Case Study: Domestic Violence Order of Protection – Real or Fake?

A Santa Fe man came to our legal team with a problem.  His ex-girlfriend, the biological mother of his two year old daughter, filed a restraining order against him (called a Domestic Violence Order of Protection in New Mexico).  He had just been served with papers from the court ordering him to respond and appear at a hearing.  Additionally, his “ex” had cut off any visitation between him and his daughter.  They had never been married but after their breakup, they had agreed to a schedule where he would pick her up every Sunday morning to spend the entire day with his family (her grandparents).
The first question our team had for this young man was whether he and his “ex” were already in a custody battle.  And his answer was “yes”.  Having represented many other clients needing defense against an order of protection – we knew that this was a possible case of falsely filing a claim with the court.  We assured him that this was only a first filing and we would defend him on the scheduled court date, which was in ten days.
He showed us a copy of her Petition for Temporary Order of Protection and we reviewed the charges together.  She was claiming that on a certain Saturday afternoon, he threatened her with physical violence and she feared for her safety and that of her two year old.  He was naturally very upset and denied that he ever threatened her let alone his daughter.  He let us know that they constantly fought and texted each other frequently using awful language.  He acknowledged that he had been at her house on that date, returning the car seat he had borrowed.
We discussed more of the facts about that afternoon and listened to him carefully.  Were there any witnesses?  Because neutral third parties can be important.  Yes, there was one person, a neighbor, who was in her front yard when the incident took place.  He showed us his phone and we examined the contents of the text messages.  They was a lot of cursing and nasty things said back and forth – but no evidence of a threat.  This was key evidence which is admissible in court.  We asked him for copies of those messages and any emails or voicemails that he had to support his position.  We pledged to interview his witness and prepare for his defense at the hearing.
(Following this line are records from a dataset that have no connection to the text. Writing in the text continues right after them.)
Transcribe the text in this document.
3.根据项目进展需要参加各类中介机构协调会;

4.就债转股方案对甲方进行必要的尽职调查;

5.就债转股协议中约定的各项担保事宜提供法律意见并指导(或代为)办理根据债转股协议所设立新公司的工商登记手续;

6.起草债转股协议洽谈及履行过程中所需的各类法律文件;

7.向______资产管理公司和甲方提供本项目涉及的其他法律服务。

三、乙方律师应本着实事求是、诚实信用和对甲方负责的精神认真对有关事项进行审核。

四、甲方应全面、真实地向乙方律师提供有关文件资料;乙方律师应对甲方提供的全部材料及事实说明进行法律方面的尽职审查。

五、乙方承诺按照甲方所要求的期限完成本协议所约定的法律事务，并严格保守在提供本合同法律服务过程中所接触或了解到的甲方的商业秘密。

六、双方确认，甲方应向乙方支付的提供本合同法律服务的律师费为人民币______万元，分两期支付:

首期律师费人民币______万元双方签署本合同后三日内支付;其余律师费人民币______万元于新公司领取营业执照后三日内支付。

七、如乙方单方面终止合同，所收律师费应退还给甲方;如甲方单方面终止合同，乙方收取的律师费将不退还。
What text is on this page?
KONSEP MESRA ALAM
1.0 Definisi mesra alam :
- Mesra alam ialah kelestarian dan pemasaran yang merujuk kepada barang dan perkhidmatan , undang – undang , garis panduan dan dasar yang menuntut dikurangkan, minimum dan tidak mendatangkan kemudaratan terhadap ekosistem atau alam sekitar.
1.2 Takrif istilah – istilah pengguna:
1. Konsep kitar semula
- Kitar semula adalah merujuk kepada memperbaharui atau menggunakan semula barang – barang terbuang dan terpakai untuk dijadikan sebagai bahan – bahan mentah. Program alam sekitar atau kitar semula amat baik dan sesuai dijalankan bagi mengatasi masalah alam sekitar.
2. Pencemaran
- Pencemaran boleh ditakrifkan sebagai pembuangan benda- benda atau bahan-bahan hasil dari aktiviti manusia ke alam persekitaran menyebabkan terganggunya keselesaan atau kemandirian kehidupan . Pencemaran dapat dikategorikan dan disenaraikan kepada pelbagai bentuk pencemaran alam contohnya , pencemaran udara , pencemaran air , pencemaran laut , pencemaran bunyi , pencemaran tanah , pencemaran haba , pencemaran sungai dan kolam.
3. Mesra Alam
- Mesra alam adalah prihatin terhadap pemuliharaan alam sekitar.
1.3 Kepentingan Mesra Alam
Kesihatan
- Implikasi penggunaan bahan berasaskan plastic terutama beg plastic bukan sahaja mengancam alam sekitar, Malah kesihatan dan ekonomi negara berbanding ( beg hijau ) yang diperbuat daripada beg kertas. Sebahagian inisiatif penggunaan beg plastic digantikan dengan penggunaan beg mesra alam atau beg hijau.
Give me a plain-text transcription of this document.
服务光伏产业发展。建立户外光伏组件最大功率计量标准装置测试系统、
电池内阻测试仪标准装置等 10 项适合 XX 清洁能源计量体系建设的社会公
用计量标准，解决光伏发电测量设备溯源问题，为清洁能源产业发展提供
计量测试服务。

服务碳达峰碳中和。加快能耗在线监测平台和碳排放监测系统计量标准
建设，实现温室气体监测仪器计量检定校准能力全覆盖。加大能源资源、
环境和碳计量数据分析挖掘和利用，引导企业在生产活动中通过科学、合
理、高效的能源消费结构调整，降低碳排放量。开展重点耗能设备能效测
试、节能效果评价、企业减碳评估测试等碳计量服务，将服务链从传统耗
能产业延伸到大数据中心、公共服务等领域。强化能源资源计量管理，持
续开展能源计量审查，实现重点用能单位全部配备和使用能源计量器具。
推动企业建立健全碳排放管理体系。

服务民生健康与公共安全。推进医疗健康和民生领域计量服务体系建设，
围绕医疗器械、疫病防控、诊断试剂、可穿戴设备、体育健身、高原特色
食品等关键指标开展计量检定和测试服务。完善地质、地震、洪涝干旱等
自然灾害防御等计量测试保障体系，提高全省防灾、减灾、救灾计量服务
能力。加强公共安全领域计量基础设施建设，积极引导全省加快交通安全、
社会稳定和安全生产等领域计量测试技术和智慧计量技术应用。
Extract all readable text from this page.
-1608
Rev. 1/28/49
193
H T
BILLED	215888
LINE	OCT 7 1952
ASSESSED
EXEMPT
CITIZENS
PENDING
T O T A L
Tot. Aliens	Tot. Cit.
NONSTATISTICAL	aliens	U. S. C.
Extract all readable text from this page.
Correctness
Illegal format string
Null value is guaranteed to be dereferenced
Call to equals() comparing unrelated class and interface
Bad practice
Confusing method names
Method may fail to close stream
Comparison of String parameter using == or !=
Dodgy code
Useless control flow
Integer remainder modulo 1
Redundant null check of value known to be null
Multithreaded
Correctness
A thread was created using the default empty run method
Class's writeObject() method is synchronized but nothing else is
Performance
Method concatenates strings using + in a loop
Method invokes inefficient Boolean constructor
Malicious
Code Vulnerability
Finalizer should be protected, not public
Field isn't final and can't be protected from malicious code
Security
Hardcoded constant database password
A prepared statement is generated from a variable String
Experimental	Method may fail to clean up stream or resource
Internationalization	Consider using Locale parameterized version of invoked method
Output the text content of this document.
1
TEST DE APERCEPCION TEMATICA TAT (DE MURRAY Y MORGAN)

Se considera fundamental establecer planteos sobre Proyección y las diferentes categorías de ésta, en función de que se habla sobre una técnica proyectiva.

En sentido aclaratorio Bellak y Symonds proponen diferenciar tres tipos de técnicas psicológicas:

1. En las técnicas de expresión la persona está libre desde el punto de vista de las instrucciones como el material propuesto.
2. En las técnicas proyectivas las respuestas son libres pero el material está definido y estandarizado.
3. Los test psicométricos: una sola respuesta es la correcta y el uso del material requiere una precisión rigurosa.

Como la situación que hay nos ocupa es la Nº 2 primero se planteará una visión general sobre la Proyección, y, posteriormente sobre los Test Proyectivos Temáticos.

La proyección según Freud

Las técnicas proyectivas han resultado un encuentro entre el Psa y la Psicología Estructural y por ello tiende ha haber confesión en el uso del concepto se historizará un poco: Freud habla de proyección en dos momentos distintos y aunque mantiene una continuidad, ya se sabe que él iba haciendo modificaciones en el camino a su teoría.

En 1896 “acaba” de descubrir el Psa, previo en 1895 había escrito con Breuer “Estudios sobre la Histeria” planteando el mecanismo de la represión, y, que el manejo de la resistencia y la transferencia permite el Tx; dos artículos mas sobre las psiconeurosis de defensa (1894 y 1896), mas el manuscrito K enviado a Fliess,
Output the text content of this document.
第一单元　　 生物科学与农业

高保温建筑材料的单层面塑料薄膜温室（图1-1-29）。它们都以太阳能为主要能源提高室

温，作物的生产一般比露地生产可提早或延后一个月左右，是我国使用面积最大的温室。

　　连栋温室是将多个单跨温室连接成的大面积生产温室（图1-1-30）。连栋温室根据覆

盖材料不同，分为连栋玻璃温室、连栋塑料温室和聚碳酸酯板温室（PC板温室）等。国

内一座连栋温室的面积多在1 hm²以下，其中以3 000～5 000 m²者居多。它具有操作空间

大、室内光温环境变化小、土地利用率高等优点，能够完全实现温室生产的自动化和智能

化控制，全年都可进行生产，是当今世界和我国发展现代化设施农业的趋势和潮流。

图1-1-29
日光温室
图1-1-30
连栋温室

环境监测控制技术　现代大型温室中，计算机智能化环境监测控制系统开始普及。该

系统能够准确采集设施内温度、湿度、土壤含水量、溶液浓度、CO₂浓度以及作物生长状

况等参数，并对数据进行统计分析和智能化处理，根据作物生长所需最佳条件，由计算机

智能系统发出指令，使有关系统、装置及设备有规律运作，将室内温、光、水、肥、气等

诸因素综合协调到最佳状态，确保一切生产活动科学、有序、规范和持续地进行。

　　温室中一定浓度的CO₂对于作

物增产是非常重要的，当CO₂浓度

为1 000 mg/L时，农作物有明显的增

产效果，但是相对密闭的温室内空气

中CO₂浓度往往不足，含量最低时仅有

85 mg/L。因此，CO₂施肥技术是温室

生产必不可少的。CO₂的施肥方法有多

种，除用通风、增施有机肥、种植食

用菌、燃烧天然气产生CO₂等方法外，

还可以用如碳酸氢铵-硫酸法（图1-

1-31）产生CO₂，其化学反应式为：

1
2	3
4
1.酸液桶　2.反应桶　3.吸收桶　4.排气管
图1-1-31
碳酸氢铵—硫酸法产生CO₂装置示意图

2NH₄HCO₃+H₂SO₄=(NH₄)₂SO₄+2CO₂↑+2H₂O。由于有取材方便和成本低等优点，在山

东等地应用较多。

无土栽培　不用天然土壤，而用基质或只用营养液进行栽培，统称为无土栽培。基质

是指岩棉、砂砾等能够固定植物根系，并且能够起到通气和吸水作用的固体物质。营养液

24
But our client missed his daughter and felt that she should not be used as a pawn between the parents.  He wanted to see his daughter while the case was pending.  Our first tactic was to try and negotiate with his daughter’s mother for him to see his daughter while the case was pending.  As usually happens, the “ex” would not agree feeling she was justified in keeping them apart.
We then immediately filed with the Court and were able to postpone his hearing and ask the Hearing Officer to order that he be allowed to see his daughter while the case was pending.  The Hearing Officer agreed and our client was temporarily reunited with his daughter.  His next hearing was not an easy one and our client felt embarrassed by all of those texts and emails that were made public in the courtroom.  The language on his texts and emails with his “ex” were full of expletives – but again, no threats.  His witness was crucial in telling the Hearing Officer that he kept walking away from his “ex” while she pounded on his back.  And that he had gotten in his truck and drove away.  We won the issue for him – this time.  Given the hostility of these two adults (parents) – and the pending custody battle, the conflict remains, with a little girl stuck in the middle.
Our client’s experience is an ideal example of why having an attorney represent you in the initial hearing on a Temporary Domestic Violence Order of Protection is so vital.  An attorney knows the rules of the court and how to approach the Judge or Hearing Officer with important information in order to make to make a ruling.  In this case, it was to restore visits between a father and daughter and ultimately find that there was no cause for a permanent restraining order.  Orders of protection (restraining orders) are sometimes used to try and gain an advantage in a custody case.  With proper legal representation you can be defended against a false claim.